Is it strange that I should remember such a scene? This was my first consciousness of life. I remember nothing previous to that night, and what I saw and heard then was burned into my very being to remain a part of it as long as I continue to be. She was my mother, my own, my darling mama. I am now an old man and the sands in my hour-glass are nearly run out. I have had trials enough to have hardened all my feelings into iron, yet as I think of my dear little mama, in her agony and despair on that memorable night, great tears run down my furrowed cheeks. I cannot help their coming, and I would not if I could. Blessed tears! that relieve us in our sorrows and moisten our hearts with tenderness. It was a strange scene to me. I was frightened into silence and could not stir, and dared not cry. I could understand that my mama was in great trouble, though I knew not why it was, nothing of the cause of it. I sat in a corner partly concealed by a cloth hung on a rope that was stretched across the room. I now see every little thing as it was then, my mother’s eyes, the big tear drops on her cheeks are now in my sight, after all these years, just as I saw them then. I hear my mama’s voice, its wailing tones of entreaty, of despair. I see her body quivering in her agony as she was clinging to the feet of the sahib, just as vividly as if she was before me now.

As I learned afterward, he used to come late at night, so that I was asleep in a little side room when he came. At the front of the court was a large gate, but I was told the sahib never came in by that way. At the back end of the court there was a little narrow door, through which the rubbish and sweepings were carried and thrown, into a gully that wound its way to the old canal beyond the city.
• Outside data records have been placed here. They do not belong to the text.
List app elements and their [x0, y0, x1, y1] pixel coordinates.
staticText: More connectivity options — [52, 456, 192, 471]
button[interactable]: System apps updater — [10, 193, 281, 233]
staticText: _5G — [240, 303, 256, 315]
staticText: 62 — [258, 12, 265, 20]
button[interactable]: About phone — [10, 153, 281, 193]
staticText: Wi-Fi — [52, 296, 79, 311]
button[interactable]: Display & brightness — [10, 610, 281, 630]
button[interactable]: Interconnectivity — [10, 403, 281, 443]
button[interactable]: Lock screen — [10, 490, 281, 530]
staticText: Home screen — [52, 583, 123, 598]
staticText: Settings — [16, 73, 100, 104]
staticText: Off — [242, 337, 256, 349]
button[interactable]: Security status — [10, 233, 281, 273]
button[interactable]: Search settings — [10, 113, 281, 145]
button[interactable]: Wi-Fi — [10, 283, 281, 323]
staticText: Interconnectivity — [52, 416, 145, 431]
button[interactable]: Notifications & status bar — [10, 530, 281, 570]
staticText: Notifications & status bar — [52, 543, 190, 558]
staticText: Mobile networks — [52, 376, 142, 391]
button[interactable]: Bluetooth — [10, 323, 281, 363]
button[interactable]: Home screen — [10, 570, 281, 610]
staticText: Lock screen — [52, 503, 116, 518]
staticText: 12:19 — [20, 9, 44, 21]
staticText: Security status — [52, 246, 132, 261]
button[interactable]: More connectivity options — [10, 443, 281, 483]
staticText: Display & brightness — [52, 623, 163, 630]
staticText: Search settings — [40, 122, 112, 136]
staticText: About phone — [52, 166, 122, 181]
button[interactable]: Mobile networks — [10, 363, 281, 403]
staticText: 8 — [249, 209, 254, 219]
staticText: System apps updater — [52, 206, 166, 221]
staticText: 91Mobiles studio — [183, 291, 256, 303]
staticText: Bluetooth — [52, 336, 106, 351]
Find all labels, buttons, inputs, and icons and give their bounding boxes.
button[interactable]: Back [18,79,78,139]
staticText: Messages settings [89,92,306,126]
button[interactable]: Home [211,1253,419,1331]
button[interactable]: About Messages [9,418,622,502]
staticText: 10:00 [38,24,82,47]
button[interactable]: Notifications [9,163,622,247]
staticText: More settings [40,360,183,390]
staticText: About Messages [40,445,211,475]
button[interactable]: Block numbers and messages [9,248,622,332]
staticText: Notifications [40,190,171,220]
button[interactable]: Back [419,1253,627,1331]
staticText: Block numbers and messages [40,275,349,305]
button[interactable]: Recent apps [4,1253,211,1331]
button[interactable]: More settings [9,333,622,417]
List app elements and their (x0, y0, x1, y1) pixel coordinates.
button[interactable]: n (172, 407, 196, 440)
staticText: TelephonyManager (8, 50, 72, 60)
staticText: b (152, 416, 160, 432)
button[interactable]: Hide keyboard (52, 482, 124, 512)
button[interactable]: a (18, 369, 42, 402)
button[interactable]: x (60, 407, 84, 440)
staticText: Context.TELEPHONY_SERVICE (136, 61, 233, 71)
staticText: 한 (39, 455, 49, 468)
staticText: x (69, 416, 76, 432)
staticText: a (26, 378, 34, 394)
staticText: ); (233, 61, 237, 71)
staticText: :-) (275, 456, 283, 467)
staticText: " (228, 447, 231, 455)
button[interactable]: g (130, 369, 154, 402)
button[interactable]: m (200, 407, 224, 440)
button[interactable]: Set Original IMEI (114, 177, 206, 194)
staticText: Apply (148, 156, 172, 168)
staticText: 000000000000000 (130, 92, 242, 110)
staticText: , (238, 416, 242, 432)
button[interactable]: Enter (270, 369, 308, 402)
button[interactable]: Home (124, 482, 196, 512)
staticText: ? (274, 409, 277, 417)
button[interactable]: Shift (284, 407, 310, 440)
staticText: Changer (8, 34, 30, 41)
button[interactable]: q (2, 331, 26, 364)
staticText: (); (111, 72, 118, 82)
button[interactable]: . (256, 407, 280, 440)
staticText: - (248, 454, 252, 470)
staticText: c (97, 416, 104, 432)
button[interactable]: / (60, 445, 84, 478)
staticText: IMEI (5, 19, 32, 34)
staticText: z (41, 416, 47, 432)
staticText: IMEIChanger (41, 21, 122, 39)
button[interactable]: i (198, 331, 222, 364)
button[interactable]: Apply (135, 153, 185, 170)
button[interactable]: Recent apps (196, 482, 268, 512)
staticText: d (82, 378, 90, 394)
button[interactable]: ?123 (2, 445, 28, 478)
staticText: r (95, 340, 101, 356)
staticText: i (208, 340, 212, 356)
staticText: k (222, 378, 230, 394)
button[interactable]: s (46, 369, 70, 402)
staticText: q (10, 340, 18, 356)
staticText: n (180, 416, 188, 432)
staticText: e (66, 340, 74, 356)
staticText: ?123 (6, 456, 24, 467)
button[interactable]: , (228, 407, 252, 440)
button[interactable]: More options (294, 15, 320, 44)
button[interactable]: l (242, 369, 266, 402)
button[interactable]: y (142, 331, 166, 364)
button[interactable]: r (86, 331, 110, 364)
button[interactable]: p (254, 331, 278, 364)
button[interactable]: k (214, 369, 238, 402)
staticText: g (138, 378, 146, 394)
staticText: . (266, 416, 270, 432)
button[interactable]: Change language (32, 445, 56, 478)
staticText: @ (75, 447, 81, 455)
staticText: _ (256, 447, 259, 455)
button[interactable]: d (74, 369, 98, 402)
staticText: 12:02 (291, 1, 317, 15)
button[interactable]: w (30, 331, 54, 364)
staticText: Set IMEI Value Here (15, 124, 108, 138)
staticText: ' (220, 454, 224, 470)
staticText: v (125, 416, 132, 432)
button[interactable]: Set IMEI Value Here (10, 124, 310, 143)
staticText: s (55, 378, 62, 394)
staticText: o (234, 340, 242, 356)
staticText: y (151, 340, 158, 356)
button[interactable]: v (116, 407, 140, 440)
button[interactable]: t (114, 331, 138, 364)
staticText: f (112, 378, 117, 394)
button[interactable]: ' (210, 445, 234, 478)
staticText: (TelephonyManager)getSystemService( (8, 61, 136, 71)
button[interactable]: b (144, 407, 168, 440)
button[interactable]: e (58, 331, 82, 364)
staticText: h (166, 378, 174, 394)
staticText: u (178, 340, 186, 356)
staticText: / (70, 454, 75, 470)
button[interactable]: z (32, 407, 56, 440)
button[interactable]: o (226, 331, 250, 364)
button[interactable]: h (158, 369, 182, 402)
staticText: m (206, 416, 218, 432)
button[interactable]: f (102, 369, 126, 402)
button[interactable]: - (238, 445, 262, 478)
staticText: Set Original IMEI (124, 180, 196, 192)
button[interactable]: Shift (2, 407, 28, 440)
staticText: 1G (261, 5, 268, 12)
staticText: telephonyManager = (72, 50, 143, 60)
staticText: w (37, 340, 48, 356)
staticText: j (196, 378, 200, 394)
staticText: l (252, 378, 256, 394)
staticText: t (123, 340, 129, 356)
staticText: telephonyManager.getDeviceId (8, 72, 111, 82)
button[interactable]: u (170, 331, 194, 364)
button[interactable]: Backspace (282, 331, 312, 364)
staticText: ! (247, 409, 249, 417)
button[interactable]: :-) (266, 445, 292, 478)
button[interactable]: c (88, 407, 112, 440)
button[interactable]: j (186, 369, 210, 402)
It was by the gully where the rubbish lay and through the door by which the sweepings went out that the sahib came in, never by daylight, but always near dead of night.

Shall I now express my opinion of that very brave Christian English gentleman? coming up through that stinking gully, through that little back door at the hour of midnight? A man who would do that would not only destroy the woman he had called his wife, make outcasts of his own children, but would barter his own soul and betray his God to gratify his lust. But I must not let my feelings overcome me. Yet I cannot help saying that often since then, when I have thought of that night scene, I have felt like tearing a passion to tatters, aye more than that, to be really truthful, to murder somebody; even that man, my own father, for the infamous wrong done my darling mother.

As I have said, when this sahib so suddenly appeared I was terribly frightened. He seemed to me a giant, so tall and big. Then the ghastly pale face; the reddish hair; the strange clothes, he might be one of the bhuts or jins that carry away little boys and eat them, one each day, for his dinner. Was it strange then, that I sat crouching in my corner, scarcely daring to breathe, lest he might hear me and seize me for his next day’s meal?